Long, who’s 57, started the Liberty Lake design firm earlier this year with the help of his wife, Anne. After leaving Intec, a tech advocacy group, in 2002, Long looked around and decided to start his own company.
A longtime gardener and woodworker, Long considered opening a gardening center. Then he realized the work would be seasonal “and probably not very challenging,” he said.
He spotted a niche in using software tools to help owners modify or redesign their home exteriors.
Long spent several months in 2002 remodeling the exterior of his Liberty Lake home. Afterward, visitors told him they wanted to know which professional designers he’d hired for the project, he said.
“I realized most people have a hard time visualizing how to change or make changes to their homes,” Long said. “I help with that visualizing, using the design of the house and then helping it look new and unique.”
Welcome Home uses home-and-garden software to give customers fast, colorful previews of how their home will look with different options for fixtures, siding, color patterns or entry design.

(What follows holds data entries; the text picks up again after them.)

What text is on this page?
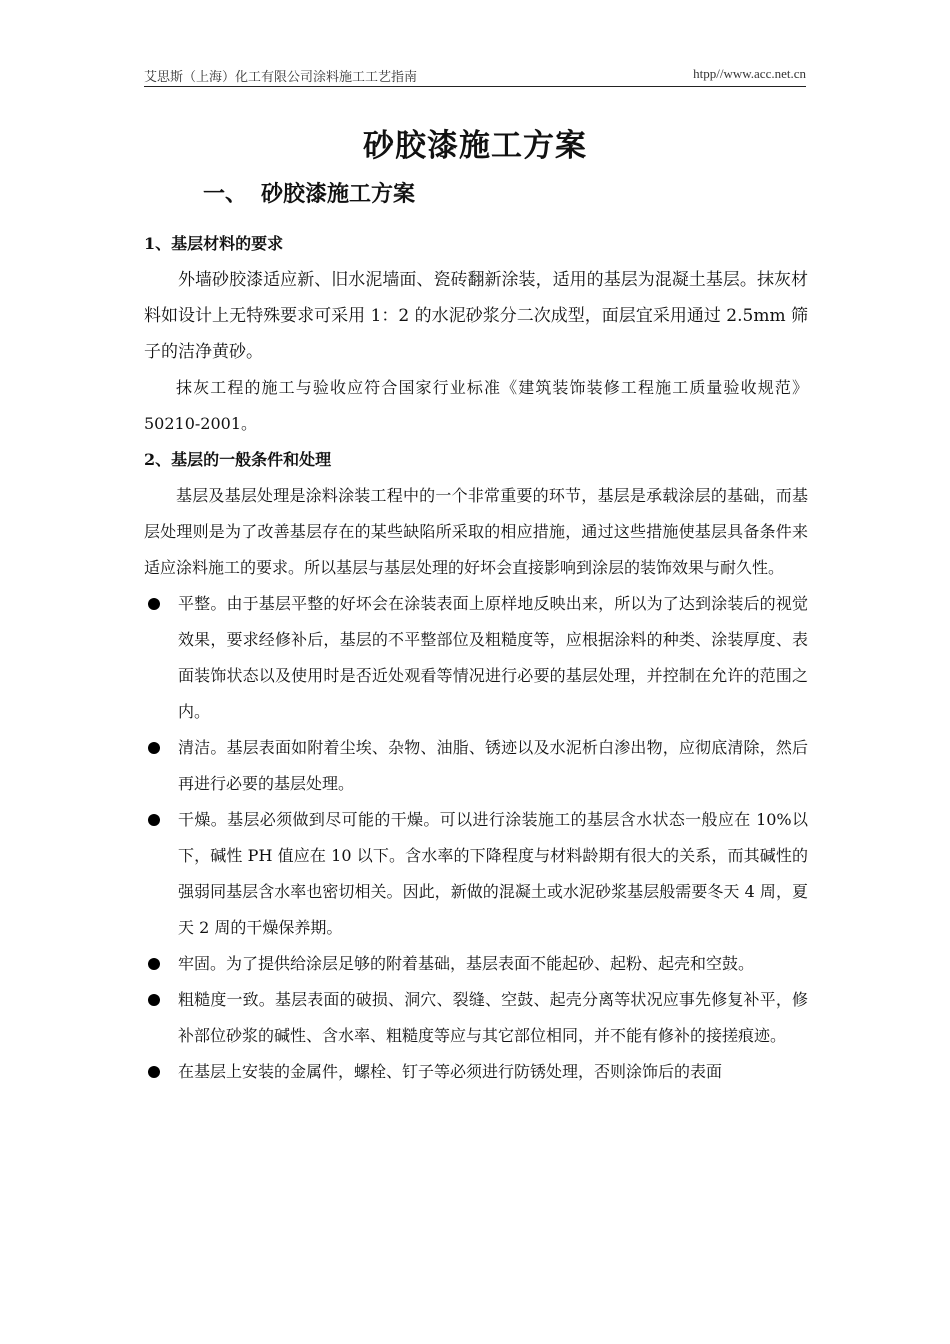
艾思斯（上海）化工有限公司涂料施工工艺指南	htpp//www.acc.net.cn
砂胶漆施工方案
一、 砂胶漆施工方案

1、基层材料的要求

外墙砂胶漆适应新、旧水泥墙面、瓷砖翻新涂装，适用的基层为混凝土基层。抹灰材料如设计上无特殊要求可采用 1：2 的水泥砂浆分二次成型，面层宜采用通过 2.5mm 筛子的洁净黄砂。

抹灰工程的施工与验收应符合国家行业标准《建筑装饰装修工程施工质量验收规范》50210-2001。

2、基层的一般条件和处理

基层及基层处理是涂料涂装工程中的一个非常重要的环节，基层是承载涂层的基础，而基层处理则是为了改善基层存在的某些缺陷所采取的相应措施，通过这些措施使基层具备条件来适应涂料施工的要求。所以基层与基层处理的好坏会直接影响到涂层的装饰效果与耐久性。

平整。由于基层平整的好坏会在涂装表面上原样地反映出来，所以为了达到涂装后的视觉效果，要求经修补后，基层的不平整部位及粗糙度等，应根据涂料的种类、涂装厚度、表面装饰状态以及使用时是否近处观看等情况进行必要的基层处理，并控制在允许的范围之内。
清洁。基层表面如附着尘埃、杂物、油脂、锈迹以及水泥析白渗出物，应彻底清除，然后再进行必要的基层处理。
干燥。基层必须做到尽可能的干燥。可以进行涂装施工的基层含水状态一般应在 10%以下，碱性 PH 值应在 10 以下。含水率的下降程度与材料龄期有很大的关系，而其碱性的强弱同基层含水率也密切相关。因此，新做的混凝土或水泥砂浆基层般需要冬天 4 周，夏天 2 周的干燥保养期。
牢固。为了提供给涂层足够的附着基础，基层表面不能起砂、起粉、起壳和空鼓。
粗糙度一致。基层表面的破损、洞穴、裂缝、空鼓、起壳分离等状况应事先修复补平，修补部位砂浆的碱性、含水率、粗糙度等应与其它部位相同，并不能有修补的接搓痕迹。
在基层上安装的金属件，螺栓、钉子等必须进行防锈处理，否则涂饰后的表面
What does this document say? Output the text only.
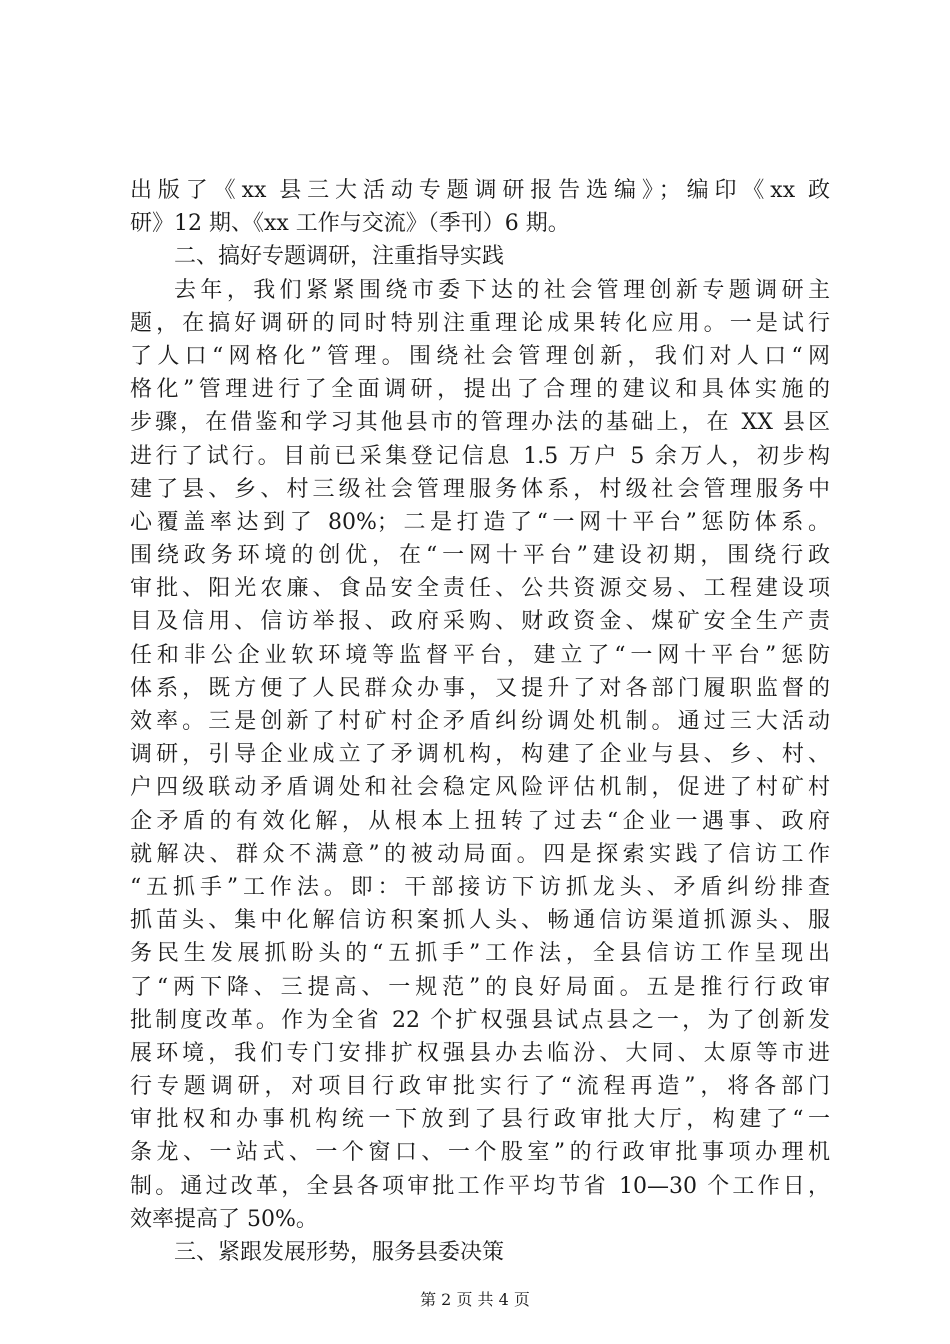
出版了《xx 县三大活动专题调研报告选编》；编印《xx 政
研》12 期、《xx 工作与交流》（季刊）6 期。
二、搞好专题调研，注重指导实践
去年，我们紧紧围绕市委下达的社会管理创新专题调研主
题，在搞好调研的同时特别注重理论成果转化应用。一是试行
了人口“网格化”管理。围绕社会管理创新，我们对人口“网
格化”管理进行了全面调研，提出了合理的建议和具体实施的
步骤，在借鉴和学习其他县市的管理办法的基础上，在 XX 县区
进行了试行。目前已采集登记信息 1.5 万户 5 余万人，初步构
建了县、乡、村三级社会管理服务体系，村级社会管理服务中
心覆盖率达到了 80%；二是打造了“一网十平台”惩防体系。
围绕政务环境的创优，在“一网十平台”建设初期，围绕行政
审批、阳光农廉、食品安全责任、公共资源交易、工程建设项
目及信用、信访举报、政府采购、财政资金、煤矿安全生产责
任和非公企业软环境等监督平台，建立了“一网十平台”惩防
体系，既方便了人民群众办事，又提升了对各部门履职监督的
效率。三是创新了村矿村企矛盾纠纷调处机制。通过三大活动
调研，引导企业成立了矛调机构，构建了企业与县、乡、村、
户四级联动矛盾调处和社会稳定风险评估机制，促进了村矿村
企矛盾的有效化解，从根本上扭转了过去“企业一遇事、政府
就解决、群众不满意”的被动局面。四是探索实践了信访工作
“五抓手”工作法。即：干部接访下访抓龙头、矛盾纠纷排查
抓苗头、集中化解信访积案抓人头、畅通信访渠道抓源头、服
务民生发展抓盼头的“五抓手”工作法，全县信访工作呈现出
了“两下降、三提高、一规范”的良好局面。五是推行行政审
批制度改革。作为全省 22 个扩权强县试点县之一，为了创新发
展环境，我们专门安排扩权强县办去临汾、大同、太原等市进
行专题调研，对项目行政审批实行了“流程再造”，将各部门
审批权和办事机构统一下放到了县行政审批大厅，构建了“一
条龙、一站式、一个窗口、一个股室”的行政审批事项办理机
制。通过改革，全县各项审批工作平均节省 10—30 个工作日，
效率提高了 50%。
三、紧跟发展形势，服务县委决策
第 2 页 共 4 页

It’s all done using digital images; after inputting images of a home’s outside features, Long starts moving things around, adjusting fixtures, adding exterior details, changing roof lines, doors and windows, modifying wall colors and revising the landscape.
The software lays out 3D before-and-after views of a building’s exterior.
The design, however, is just half of what the company offers. Long has arrangements with 10 area contractors who’ll install doors, repair roofing, do the remodeling or tackle the landscaping.
“For $7,000 to $10,000, people can dramatically change the way their homes look and improve the value of their property,” Long said.
“But we’ll always adjust to the customer’s budget,” he said. If customers want to take on some of the work themselves, Long charges only for what he contributes, or he’ll split the project into several parts and spread the cost over a few years.
He’s the sole proprietor, software specialist and project scheduler. And he goes out to each customer’s home during the project to ensure the work is done right, he says.
His first projects have been fairly simple redesigns.
Long is projecting first-year revenue of about $60,000. If business grows, he’ll add a business manager later this year, he said.
“We started this all on our own and didn’t need to incur any debt,” he said.
Once Long conceived the idea for the company, he sought help from SIRTI to develop a business plan.
Before renting space in the Meadowwood business incubator building in Liberty Lake, Long also asked Gonzaga University’s Hogan Entrepreneurial Program for help.
The Hogan Program provides companies with student interns who can help start-ups develop business tactics or improve their practices.
Long lucked out when fourth-year engineering student Tyler Jantzen volunteered to work with Welcome Home for several months.
A civil engineering student, Jantzen had experience working with computer-aided design software. He was able to find a reliable, off-the-shelf software package that fit Long’s needs.
“Randy’s a perfect person to help others,” Jantzen said. “He’s very good at listening and has a knack for figuring out what you want. Even when you’re not sure what you want.”
Long’s business focuses on exterior projects. But he wouldn’t turn down requests from customers wanting help redoing home interiors, he said.
“If they want me to find them lights, fixtures or paint, I’d be a fool to not do that.”